2. Het tweede geding in cassatie
Belanghebbende heeft tegen ’s Hofs uitspraak beroep in cassatie ingesteld. Het beroepschrift in cassatie is aan dit arrest gehecht en maakt daarvan deel uit.
De Staatssecretaris van Financiën heeft een verweerschrift ingediend.
Belanghebbende heeft een conclusie van repliek ingediend.
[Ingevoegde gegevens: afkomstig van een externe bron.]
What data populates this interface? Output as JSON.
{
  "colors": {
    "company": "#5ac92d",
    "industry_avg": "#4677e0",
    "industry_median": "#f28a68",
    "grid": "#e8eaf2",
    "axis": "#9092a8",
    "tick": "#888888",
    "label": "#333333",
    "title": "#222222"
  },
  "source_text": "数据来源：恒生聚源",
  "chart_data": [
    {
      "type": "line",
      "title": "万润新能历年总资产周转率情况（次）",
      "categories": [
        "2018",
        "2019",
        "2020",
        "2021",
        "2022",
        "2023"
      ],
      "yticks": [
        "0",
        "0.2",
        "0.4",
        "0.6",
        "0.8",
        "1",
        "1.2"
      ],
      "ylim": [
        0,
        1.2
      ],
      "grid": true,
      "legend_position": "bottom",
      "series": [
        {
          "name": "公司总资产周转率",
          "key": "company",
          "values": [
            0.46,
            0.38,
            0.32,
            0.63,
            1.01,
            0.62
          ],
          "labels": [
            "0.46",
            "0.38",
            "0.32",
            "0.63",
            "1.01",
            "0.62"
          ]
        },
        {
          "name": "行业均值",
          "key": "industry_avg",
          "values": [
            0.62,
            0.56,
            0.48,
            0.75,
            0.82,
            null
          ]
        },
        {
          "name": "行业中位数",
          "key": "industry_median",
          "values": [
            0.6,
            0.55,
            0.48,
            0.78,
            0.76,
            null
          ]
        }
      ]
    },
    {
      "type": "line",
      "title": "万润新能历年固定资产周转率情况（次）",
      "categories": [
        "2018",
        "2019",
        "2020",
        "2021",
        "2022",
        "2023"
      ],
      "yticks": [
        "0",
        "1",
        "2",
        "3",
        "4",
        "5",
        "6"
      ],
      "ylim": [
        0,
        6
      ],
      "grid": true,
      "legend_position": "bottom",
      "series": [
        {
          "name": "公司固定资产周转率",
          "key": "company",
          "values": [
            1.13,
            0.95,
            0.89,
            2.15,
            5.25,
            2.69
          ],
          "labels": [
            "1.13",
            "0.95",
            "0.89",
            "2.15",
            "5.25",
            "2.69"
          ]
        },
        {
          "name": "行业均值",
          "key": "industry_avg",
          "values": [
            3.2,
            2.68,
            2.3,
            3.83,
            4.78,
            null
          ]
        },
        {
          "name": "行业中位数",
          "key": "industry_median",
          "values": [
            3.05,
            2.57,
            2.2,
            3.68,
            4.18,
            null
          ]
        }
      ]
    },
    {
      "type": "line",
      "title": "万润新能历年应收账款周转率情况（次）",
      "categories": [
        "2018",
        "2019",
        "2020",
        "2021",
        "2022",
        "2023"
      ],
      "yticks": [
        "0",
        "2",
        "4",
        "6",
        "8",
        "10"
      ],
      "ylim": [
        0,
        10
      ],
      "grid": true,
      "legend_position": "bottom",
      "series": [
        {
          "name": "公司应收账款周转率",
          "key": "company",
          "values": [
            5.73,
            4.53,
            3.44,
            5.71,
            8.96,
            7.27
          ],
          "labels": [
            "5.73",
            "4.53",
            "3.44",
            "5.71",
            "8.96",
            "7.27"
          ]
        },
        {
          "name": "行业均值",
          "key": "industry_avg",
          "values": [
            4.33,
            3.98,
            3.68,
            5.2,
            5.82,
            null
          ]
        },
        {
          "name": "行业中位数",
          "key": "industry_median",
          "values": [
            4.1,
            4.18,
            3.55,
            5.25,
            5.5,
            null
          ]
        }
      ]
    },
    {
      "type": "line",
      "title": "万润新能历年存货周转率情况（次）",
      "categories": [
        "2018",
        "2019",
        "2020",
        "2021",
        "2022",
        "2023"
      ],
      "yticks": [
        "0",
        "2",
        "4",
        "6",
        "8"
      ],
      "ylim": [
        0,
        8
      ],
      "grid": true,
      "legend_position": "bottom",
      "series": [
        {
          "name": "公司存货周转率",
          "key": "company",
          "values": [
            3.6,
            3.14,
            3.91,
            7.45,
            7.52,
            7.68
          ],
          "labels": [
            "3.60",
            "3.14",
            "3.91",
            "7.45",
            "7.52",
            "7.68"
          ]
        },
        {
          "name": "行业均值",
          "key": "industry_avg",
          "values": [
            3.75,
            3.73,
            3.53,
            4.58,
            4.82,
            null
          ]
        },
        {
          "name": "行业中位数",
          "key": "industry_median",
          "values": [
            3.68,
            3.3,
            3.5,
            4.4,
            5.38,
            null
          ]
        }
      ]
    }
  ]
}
3. Beoordeling van het middel
3.1.
De bestreden boeten en verhogingen (hierna tezamen: boeten) houden verband met het zogenoemde Rekeningenproject.
3.2.1.
Gelet op hetgeen in de onderdelen 3.5.1, 3.6, 3.7.1 en 3.8.4 van het arrest van de Hoge Raad van 28 juni 2013, nr. 11/04152, ECLI:NL:HR:2013:63, BNB 2013/207 (hierna: het arrest van 28 juni 2013) is overwogen, slaagt het middel. Belanghebbendes tegoed bij de Kredietbank Luxembourg op 31 januari 1994 bedroeg immers minder dan ƒ 100.000 en is derhalve niet aan te merken als aanzienlijk, zoals bedoeld in onderdeel 3.5.1 van het arrest van 28 juni 2013.
3.2.2.
De uitspraak van het Hof en de stukken van het geding bevatten geen aanwijzingen dat de Inspecteur het bewijs van een beboetbaar feit op andere wijze dan door middel van een bewijsvermoeden heeft geleverd, zoals bedoeld in onderdeel 3.8.5 van het arrest van 28 juni 2013.
3.3.
Gelet op het hiervoor in onderdeel 3.2 overwogene kan ’s Hofs uitspraak niet in stand blijven. De Hoge Raad kan de zaak afdoen. De verhogingen dienen te worden kwijtgescholden en de boetebeschikkingen dienen te worden vernietigd.
4. Proceskosten
De Staatssecretaris zal worden veroordeeld in de kosten van het geding in cassatie en de Inspecteur in de kosten van het geding voor het Hof.
5. Beslissing
De Hoge Raad:
verklaart het beroep in cassatie gegrond,
vernietigt de uitspraak van het Hof, doch uitsluitend wat betreft de opgelegde verhogingen en boeten,
vernietigt de uitspraken van de Inspecteur inzake die verhogingen en boeten,
scheldt de verhogingen kwijt,
vernietigt de boetebeschikkingen,
gelast dat de Staat aan belanghebbende vergoedt het door deze ter zake van de behandeling van het beroep in cassatie betaalde griffierecht ten bedrage van € 115,
veroordeelt de Staatssecretaris van Financiën in de kosten van het geding in cassatie aan de zijde van belanghebbende, vastgesteld op € 1948 voor beroepsmatig verleende rechtsbijstand, en
veroordeelt de Inspecteur in de kosten van het geding voor het Hof aan de zijde van belanghebbende, vastgesteld op € 974 voor beroepsmatig verleende rechtsbijstand.
Dit arrest is gewezen door de raadsheer C. Schaap als voorzitter, en de raadsheren M.A. Fierstra en Th. Groeneveld, in tegenwoordigheid van de waarnemend griffier F. Treuren, en in het openbaar uitgesproken op 24 januari 2014.